第19話 闇夜の聖騎士

「何をしている」


 地を震わすような怒気を含んだ声が部屋に響いた。

 クラウスは気だるげに顔を上げ、上体を起こすと、不機嫌そうな眼差しを声の主に向ける。


「他人の共寝を邪魔するとは無粋なことをするもんだ」


 寝台に刺された剣を一瞥してから、荒いため息をつき、厭そうに体勢を変え、リアの足元に腰を下ろす。片膝を立て、そこに腕を乗せ、掌に顎を付けながら、既にリアを抱え込んだゲルトをつまらなそうに見据える。


「リアはお前のものにはならない」


 深緑色の瞳は怒りで燃えていた。

 ゲルトの腕の中で、リアはその顔を見上げている。


(ゲルト……)


 助けに来てくれたという喜びの反面、現状はかなりまずいと焦りが生まれる。

 ゲルトは怒りで我を忘れると、何をしでかすかわからない。

 ことにリアの関わることでは。


「じゃあ、誰のものだ?」


「リアは誰のものでもない。そもそもものじゃない」


「お前のものでもないと?」


「当たり前だ!」


 吐き捨てるようにゲルトは言い放ち、リアを抱く腕に力を込めると、ゲルトは寝台に刺したままの剣を柄に手を伸ばした。


「ゲルト! ダメ‼」


 リアは何度も首を振って、それを止める。

 このままでは、クラウスに剣を向けてもおかしくはない。

 だが、ゲルトにはリアの声が届かないようで、剣はさっと引き抜かれ、すぐさまクラウスの鼻先に突き付けられる。


「これ以上、リアに近づけば、お前の命はない!」


「お前は何か勘違いしているようだ」


 そのとき、どたどたと廊下を駆ける幾人かの足音が聞こえてきた。


「何事です⁉」


 開いた扉から、燭台を持った使用人たちが慌ただしく入って来る。

 最初は目が慣れなかった彼らも、寝台に対峙するゲルトとクラウスの姿を認めると、さっと空気を変えた。


「クラウス様!」


クラウスは慌てふためく使用人たちをちらりと見ることなく、ふっと頬を緩めた。


「お前は愚かだな、元聖騎士。ここは、俺の縄張りだ」


 クラウスは向けられた鋭利な刃に怯むことなく立ち上がり、さっと寝台を飛び降りる。


「そいつを捕まえろ。しばらく閉じ込めておけ」


 わずかに乱れた衣服を直すことなく、クラウスは使用人たちに指示すると、部屋を後にした。

 クラウスに頭を下げた後、使用人の一人がこわごわと燭台を掲げ、寝台に近寄って来る。

 

そのときには、既にゲルトの怒りは収まり、剣は柄に収められていたが、それでもリアを抱え込む腕の力はわずかばかりも緩まない。


「ゲルト様、申し訳ありません。クラウス様の命令です。一緒に来ていただけますか?」


「無理だ。リアを置いてどこにも行けない」


「し、しかし……」


 頑として引かないゲルトに、使用人は焦ったように言い募る。


「リア様⁉」


 そこへ飛び込んできたのは、コリンナだった。

 いつも見るお仕着せ姿ではなく、白い寝衣に身を包んで、栗色の髪も縛りもせずそのままだ。

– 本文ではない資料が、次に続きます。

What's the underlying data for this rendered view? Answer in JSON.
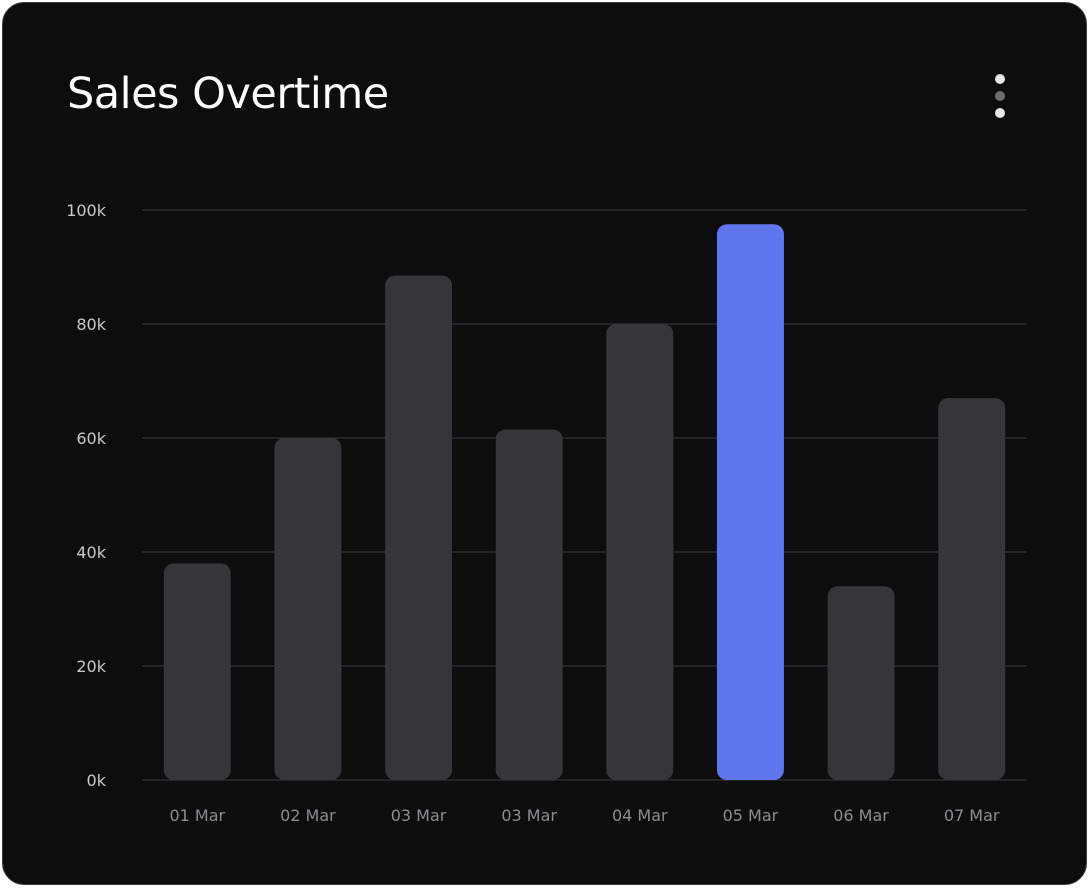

息を切らしながら、寝台によると、コリンナは使用人の問うような眼差しを向ける。


 使用人がどもりつつも言葉少なながら説明すると、コリンナは眉を寄せながらも、ゲルトをまっすぐ見つめた。


「私がリア様と一緒におります。どうか、命令に背かないで。背けば、もっと酷い目に遭います」


「ゲルト」


 リアが見上げると、ゲルトは小さく息を吐き、リアを腕から解放した。


「それでは、頼みます」


 肩を竦め、ゲルトは寝台を下り、びくびくする使用人の後について、部屋を出て行こうとした。


「ゲルト! 私……」


 何か言わなくてはと口を開くが、言葉に詰まる。ゲルトは立ち止まると、肩越しに振り返り、安心させるような優しい微笑みを浮かべた。


「リアが無事で良かった」


 ゲルトの姿が消えると、リアは脱力し、寝台にへたり込む。

 コリンナがすかさずリアの背中に手を当て、優しく撫でてくれる。


「三日もすれば戻ってきます。だから、大丈夫です」



 だが、三日経っても、ゲルトは戻ってこなかった。